China

China media: Indian aircraft carrier

  • 13 August 2013
  • From the section China
Media captionThe INS Vikrant was launched amid chanting from ancient Hindu scriptures at the Kochi shipyard in the southern state of Kerala

State media are playing down any potential threat from India's new aircraft carrier, but urge China to speed up the construction of its own fleet.

India on Monday unveiled its first home-built aircraft carrier, INS Vikrant, from a shipyard in southern Kerala state.

"India's indigenous research and development of submarines and aircraft carriers will still need some time to mature, and the navy's combat capability also needs to be improved. India still has a long way to go to fulfil its dream of having the 'world's second-largest navy'," concludes the Guangming Daily.

"The shockwaves in China towards the launch of India's aircraft carrier is smaller than the recent launch of Japan's quasi-aircraft carrier 'Izumo'... To the Chinese, Japan is the biggest threat from the periphery, and ordinary Chinese often will not think of India," says the Global Times.

"There is no arms race between China and India. The main impact on us from the launch of India's domestic aircraft carrier is that China's indigenous aircraft carrier plan needs to be accelerated," it adds.

However, some experts warn that India's new carrier and submarine could heighten regional tensions.

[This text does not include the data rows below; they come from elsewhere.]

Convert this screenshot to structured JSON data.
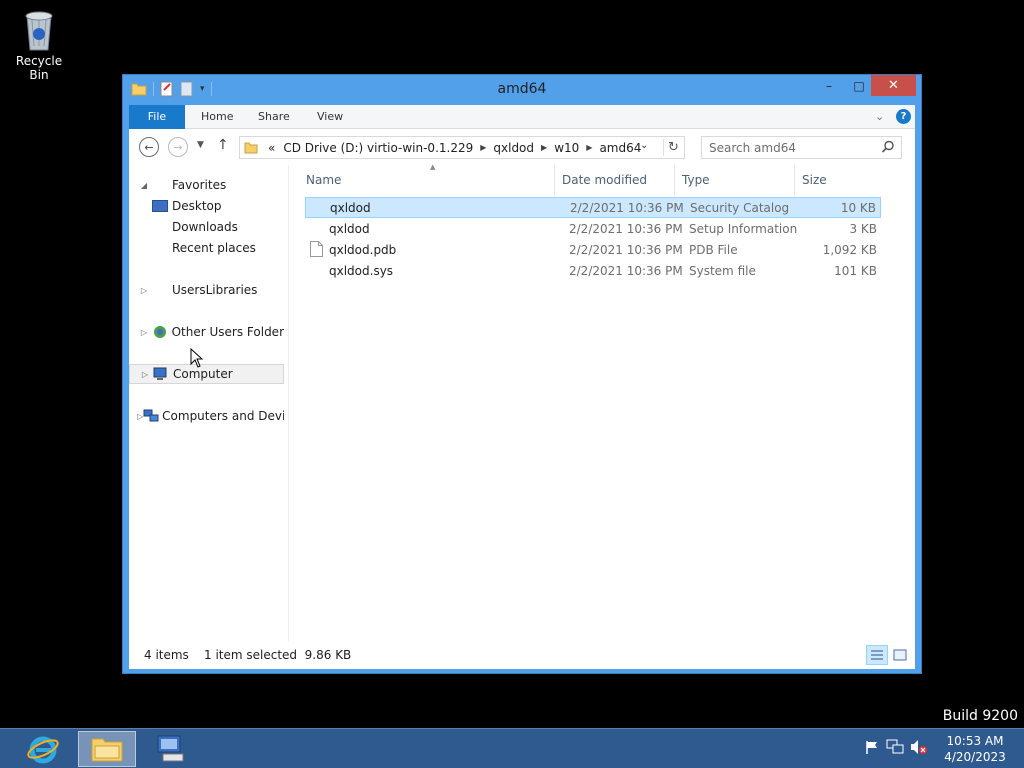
{
  "desktop": {
    "recycle_bin_label": "Recycle Bin",
    "build": "Build 9200"
  },
  "window": {
    "title": "amd64",
    "controls": {
      "minimize": "–",
      "maximize": "□",
      "close": "✕"
    }
  },
  "ribbon": {
    "tabs": [
      "File",
      "Home",
      "Share",
      "View"
    ],
    "help": "?"
  },
  "address": {
    "overflow": "«",
    "crumbs": [
      "CD Drive (D:) virtio-win-0.1.229",
      "qxldod",
      "w10",
      "amd64"
    ]
  },
  "search": {
    "placeholder": "Search amd64"
  },
  "nav_pane": {
    "favorites": "Favorites",
    "desktop": "Desktop",
    "downloads": "Downloads",
    "recent": "Recent places",
    "user_libraries": "UsersLibraries",
    "other_users": "Other Users Folder",
    "computer": "Computer",
    "computers_devices": "Computers and Devices"
  },
  "columns": {
    "name": "Name",
    "date": "Date modified",
    "type": "Type",
    "size": "Size"
  },
  "files": [
    {
      "name": "qxldod",
      "date": "2/2/2021 10:36 PM",
      "type": "Security Catalog",
      "size": "10 KB",
      "selected": true
    },
    {
      "name": "qxldod",
      "date": "2/2/2021 10:36 PM",
      "type": "Setup Information",
      "size": "3 KB",
      "selected": false
    },
    {
      "name": "qxldod.pdb",
      "date": "2/2/2021 10:36 PM",
      "type": "PDB File",
      "size": "1,092 KB",
      "selected": false
    },
    {
      "name": "qxldod.sys",
      "date": "2/2/2021 10:36 PM",
      "type": "System file",
      "size": "101 KB",
      "selected": false
    }
  ],
  "status": {
    "count": "4 items",
    "selection": "1 item selected  9.86 KB"
  },
  "taskbar": {
    "time": "10:53 AM",
    "date": "4/20/2023"
  },
  "icons": {
    "recycle_bin": "recycle-bin-icon",
    "ie": "internet-explorer-icon",
    "explorer": "file-explorer-icon",
    "server_manager": "server-manager-icon"
  }
}
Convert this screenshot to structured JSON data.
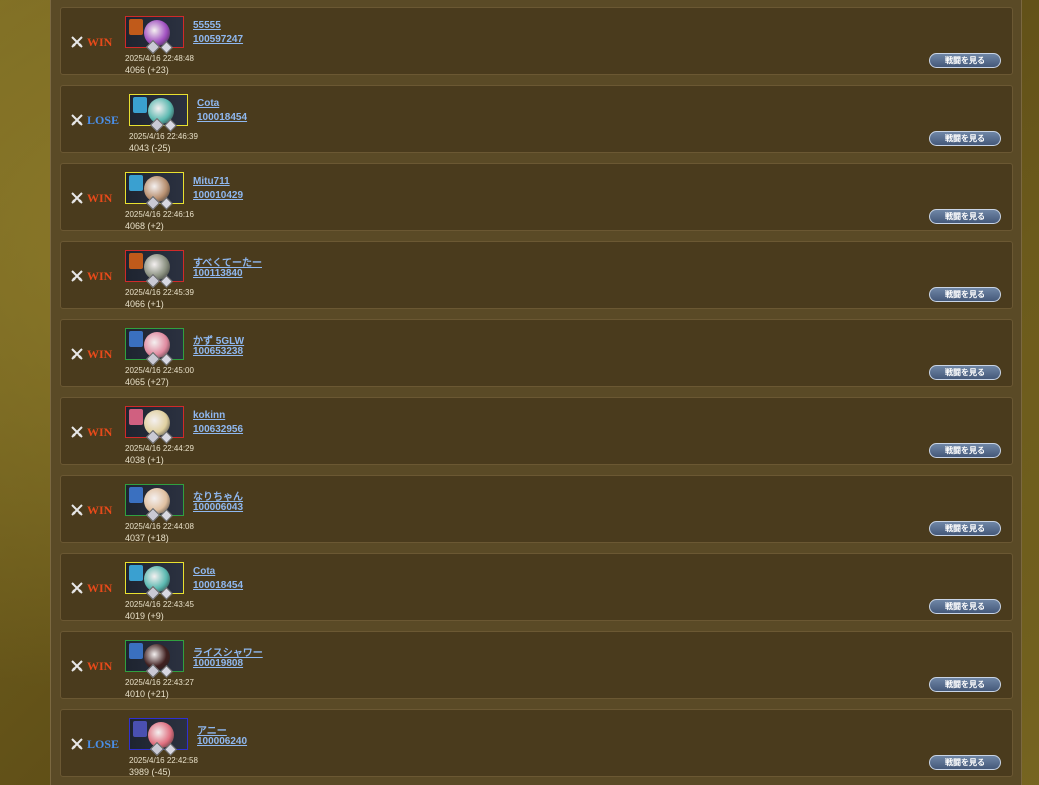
{
  "colors": {
    "win": "#e84a1a",
    "lose": "#4a8fe8",
    "link": "#8fb8f0",
    "row_bg": "#4a3b1d"
  },
  "watch_label": "戦闘を見る",
  "battles": [
    {
      "result": "WIN",
      "name": "55555",
      "id": "100597247",
      "datetime": "2025/4/16 22:48:48",
      "score": "4066 (+23)",
      "frame": "#d02a2a",
      "badge": "#c05a1a",
      "face": "#a050c0"
    },
    {
      "result": "LOSE",
      "name": "Cota",
      "id": "100018454",
      "datetime": "2025/4/16 22:46:39",
      "score": "4043 (-25)",
      "frame": "#e8e030",
      "badge": "#3aa0d0",
      "face": "#5ab8b0"
    },
    {
      "result": "WIN",
      "name": "Mitu711",
      "id": "100010429",
      "datetime": "2025/4/16 22:46:16",
      "score": "4068 (+2)",
      "frame": "#e8e030",
      "badge": "#3aa0d0",
      "face": "#b89070"
    },
    {
      "result": "WIN",
      "name": "すべくてーたー",
      "id": "100113840",
      "datetime": "2025/4/16 22:45:39",
      "score": "4066 (+1)",
      "frame": "#d02a2a",
      "badge": "#c05a1a",
      "face": "#8a9080"
    },
    {
      "result": "WIN",
      "name": "かず 5GLW",
      "id": "100653238",
      "datetime": "2025/4/16 22:45:00",
      "score": "4065 (+27)",
      "frame": "#30a040",
      "badge": "#3a70c0",
      "face": "#e08aa0"
    },
    {
      "result": "WIN",
      "name": "kokinn",
      "id": "100632956",
      "datetime": "2025/4/16 22:44:29",
      "score": "4038 (+1)",
      "frame": "#d02a2a",
      "badge": "#d06080",
      "face": "#e0d0a0"
    },
    {
      "result": "WIN",
      "name": "なりちゃん",
      "id": "100006043",
      "datetime": "2025/4/16 22:44:08",
      "score": "4037 (+18)",
      "frame": "#30a040",
      "badge": "#3a70c0",
      "face": "#e0c0a0"
    },
    {
      "result": "WIN",
      "name": "Cota",
      "id": "100018454",
      "datetime": "2025/4/16 22:43:45",
      "score": "4019 (+9)",
      "frame": "#e8e030",
      "badge": "#3aa0d0",
      "face": "#5ab8b0"
    },
    {
      "result": "WIN",
      "name": "ライスシャワー",
      "id": "100019808",
      "datetime": "2025/4/16 22:43:27",
      "score": "4010 (+21)",
      "frame": "#30a040",
      "badge": "#3a70c0",
      "face": "#402020"
    },
    {
      "result": "LOSE",
      "name": "アニー",
      "id": "100006240",
      "datetime": "2025/4/16 22:42:58",
      "score": "3989 (-45)",
      "frame": "#3030d0",
      "badge": "#4a50b0",
      "face": "#e07080"
    }
  ]
}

"The successive high-profile appearances of India's domestic aircraft carrier and nuclear submarine obviously have a political hand behind them. India's ambitions not only lie in the Indian Ocean, it even wants to deepen intervention in the South China Sea issue, so as to carry out strategic containment against China," Zhao Gancheng, director of the Asia-Pacific Research Centre at the Shanghai Institutes of International Studies, tells the Oriental Morning Post.

'Rooftop villa'

Elsewhere, the failure of authorities to tear down an "illegally built" rooftop villa, complete with a mountain and trees, on top of a block of flats in Beijing is triggering an outcry in the media and public.

The owner spent six years rebuilding his flat into a two-storey estate sprawling across the 26-storey building's entire rooftop.

The villa has been nicknamed the "Hanging Gardens of Beijing" and "Most Awesome Illegal Construction". Neighbours have complained for years about constant construction noise, leaking water and safety risks, however.

"What is even more puzzling is that the urban management department posted a notice requesting a meeting in his doorway for six years. If this patient law enforcement attitude and civilized law enforcement method was used on street hawkers, nothing would be better!" quips a Guangzhou Daily commentary.

Authorities in Haidian district on Monday finally ordered the rooftop structure to be demolished within 15 days.

"One important reason for a prevailing trend of illegal construction is selective enforcement. In the face of people with power and connections, some law enforcers not only recoil but sometimes act as a protective umbrella," comments well-known blogger Han Han in The Beijing News.

Local governments are also under fire for getting round a ban on the construction of extravagant luxury offices by renaming them as "business centres" or "conference centres".

"If a government does not hang up a sign, this may mean that the people it serves may not even be able to find the doorway to government buildings. This is clearly contrary to political ethics and detrimental to the integrity of those in power, comments the Dahe Daily.

Sina news portal even features one county government building in Hunan province that is modelled on the White House in Washington DC.